Long before her basketball fame, Moore had heard about Irons' case. At 16 years old, Irons was accused of being involved in a burglary and shooting of a man in the suburbs of St. Louis, according to SB Nation. Stanley Stotler, a homeowner, returned to find his door open and someone inside. Stotler identified Irons as the person on scene, but there were issues with the identification that were overlooked in court. Irons insisted he wasn’t at the scene, and police had arrested the wrong man.
Irons and Moore met after Irons was sentenced to 50 years in prison and convicted as an adult in the case. Moore’s family in her hometown of St. Louis made her aware of the circumstances of the case. From that point on, they became friends, Moore told “Good Morning America.”
“Over the last 13 years, we have just developed a friendship and just entered into this huge battle to get him home, and just over time it was pretty clear what the Lord was doing in our hearts, and now we’re sitting here today, starting a whole new chapter together,” she said.
While still fighting the charges at the Jefferson City Correctional Center, Irons had asked the young basketball star to marry him. He just told her not to “answer right now.”
“I wanted to marry her but at the same time protect her because being in a relationship with a man in prison, it’s extremely difficult and painful. And I didn’t want her to feel trapped, and I wanted her to feel open and have the ability any time if this is too much for you, go and find somebody. Live your life. Because this is hard.”
The timing came together after the 40-year-old was released from prison in March. A Missouri judge at that time decided to overturn Irons' conviction because there were problems posed by the fingerprint report.

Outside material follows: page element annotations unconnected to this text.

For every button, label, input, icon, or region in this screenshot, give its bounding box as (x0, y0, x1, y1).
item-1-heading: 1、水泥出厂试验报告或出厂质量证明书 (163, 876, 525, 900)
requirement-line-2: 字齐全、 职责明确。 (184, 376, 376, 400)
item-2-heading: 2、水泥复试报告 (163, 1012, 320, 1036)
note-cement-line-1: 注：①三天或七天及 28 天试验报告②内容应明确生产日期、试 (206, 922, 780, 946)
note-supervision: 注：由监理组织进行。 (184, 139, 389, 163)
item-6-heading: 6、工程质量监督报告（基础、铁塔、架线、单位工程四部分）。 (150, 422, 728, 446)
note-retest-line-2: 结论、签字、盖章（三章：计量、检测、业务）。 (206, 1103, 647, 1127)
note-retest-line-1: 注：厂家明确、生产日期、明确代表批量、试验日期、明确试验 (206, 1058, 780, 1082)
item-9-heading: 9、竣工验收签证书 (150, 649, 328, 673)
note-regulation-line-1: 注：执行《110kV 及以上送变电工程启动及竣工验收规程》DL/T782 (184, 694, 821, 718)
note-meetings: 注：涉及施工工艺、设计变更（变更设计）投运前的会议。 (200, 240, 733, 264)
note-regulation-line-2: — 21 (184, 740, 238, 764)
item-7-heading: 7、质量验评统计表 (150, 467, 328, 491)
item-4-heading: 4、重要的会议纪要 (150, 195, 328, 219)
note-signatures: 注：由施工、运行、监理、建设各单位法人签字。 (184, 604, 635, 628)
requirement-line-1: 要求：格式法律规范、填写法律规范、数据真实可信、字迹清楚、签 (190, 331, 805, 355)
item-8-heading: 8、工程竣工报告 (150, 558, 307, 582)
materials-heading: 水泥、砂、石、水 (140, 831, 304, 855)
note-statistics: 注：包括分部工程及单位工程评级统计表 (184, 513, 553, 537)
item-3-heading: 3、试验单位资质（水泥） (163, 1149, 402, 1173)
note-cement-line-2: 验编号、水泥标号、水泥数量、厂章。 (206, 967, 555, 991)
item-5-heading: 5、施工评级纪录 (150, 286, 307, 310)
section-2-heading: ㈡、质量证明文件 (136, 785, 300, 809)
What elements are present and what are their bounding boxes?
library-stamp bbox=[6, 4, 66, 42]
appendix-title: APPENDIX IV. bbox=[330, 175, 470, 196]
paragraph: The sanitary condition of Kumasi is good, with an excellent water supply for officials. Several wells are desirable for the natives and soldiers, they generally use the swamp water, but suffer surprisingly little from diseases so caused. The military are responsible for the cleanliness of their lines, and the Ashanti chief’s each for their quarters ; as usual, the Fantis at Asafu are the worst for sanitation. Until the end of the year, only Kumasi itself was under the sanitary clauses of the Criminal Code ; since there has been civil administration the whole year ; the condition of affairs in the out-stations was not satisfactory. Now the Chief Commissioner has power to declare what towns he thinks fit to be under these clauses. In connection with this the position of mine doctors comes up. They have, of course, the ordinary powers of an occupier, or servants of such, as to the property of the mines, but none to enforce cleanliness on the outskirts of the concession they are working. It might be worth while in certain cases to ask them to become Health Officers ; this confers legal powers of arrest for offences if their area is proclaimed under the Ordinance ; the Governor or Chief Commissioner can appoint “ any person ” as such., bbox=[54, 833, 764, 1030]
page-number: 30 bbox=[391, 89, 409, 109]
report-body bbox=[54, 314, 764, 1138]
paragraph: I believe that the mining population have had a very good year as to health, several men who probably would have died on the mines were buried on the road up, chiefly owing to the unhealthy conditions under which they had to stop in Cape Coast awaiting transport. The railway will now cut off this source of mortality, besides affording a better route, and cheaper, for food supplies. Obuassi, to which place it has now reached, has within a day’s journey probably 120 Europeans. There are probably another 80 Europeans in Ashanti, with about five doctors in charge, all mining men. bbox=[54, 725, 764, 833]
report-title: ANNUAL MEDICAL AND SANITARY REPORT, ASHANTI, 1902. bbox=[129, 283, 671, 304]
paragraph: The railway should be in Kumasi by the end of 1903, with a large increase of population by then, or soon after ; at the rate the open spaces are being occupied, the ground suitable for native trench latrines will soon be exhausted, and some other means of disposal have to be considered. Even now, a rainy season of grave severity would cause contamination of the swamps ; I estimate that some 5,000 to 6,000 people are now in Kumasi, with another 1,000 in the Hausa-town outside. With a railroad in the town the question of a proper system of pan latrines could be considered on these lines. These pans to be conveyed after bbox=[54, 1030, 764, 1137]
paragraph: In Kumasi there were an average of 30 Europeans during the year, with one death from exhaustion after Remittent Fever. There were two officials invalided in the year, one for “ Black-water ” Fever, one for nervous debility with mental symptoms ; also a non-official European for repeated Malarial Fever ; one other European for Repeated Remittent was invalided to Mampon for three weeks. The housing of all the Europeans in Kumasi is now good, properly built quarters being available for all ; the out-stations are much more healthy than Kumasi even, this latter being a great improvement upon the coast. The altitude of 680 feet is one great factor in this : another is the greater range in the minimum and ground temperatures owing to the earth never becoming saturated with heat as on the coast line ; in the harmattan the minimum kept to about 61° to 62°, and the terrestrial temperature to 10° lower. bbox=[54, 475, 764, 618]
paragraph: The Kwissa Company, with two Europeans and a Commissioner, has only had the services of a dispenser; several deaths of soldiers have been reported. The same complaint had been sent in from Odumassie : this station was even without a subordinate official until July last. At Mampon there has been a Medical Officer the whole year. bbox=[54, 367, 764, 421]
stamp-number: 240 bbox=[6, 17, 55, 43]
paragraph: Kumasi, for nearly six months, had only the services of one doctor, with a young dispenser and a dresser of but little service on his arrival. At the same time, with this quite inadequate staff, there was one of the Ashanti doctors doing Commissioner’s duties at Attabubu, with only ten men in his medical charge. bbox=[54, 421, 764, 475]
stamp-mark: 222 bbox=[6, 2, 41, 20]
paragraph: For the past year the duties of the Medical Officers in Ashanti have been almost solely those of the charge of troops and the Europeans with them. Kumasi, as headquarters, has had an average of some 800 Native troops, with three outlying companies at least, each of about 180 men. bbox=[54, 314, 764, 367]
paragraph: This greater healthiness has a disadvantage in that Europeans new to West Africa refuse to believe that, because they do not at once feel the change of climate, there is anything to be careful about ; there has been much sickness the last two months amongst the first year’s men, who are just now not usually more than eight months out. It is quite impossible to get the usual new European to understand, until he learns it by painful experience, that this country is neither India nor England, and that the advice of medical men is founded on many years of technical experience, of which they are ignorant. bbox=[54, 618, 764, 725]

Irons said an all-white jury in his case also did not give him a fair shot.
Now that their wedding is over, the two have focused their energy on electing officials who support criminal reform. The newlyweds work with communities via their “Win With Justice Get Out the Vote” campaign.
“We’re basically trying to just educate the public -- get them engaged in the voting process and just being more involved in what’s going on with our country and our government and local jurisdictions, prosecuting offices,” Irons said.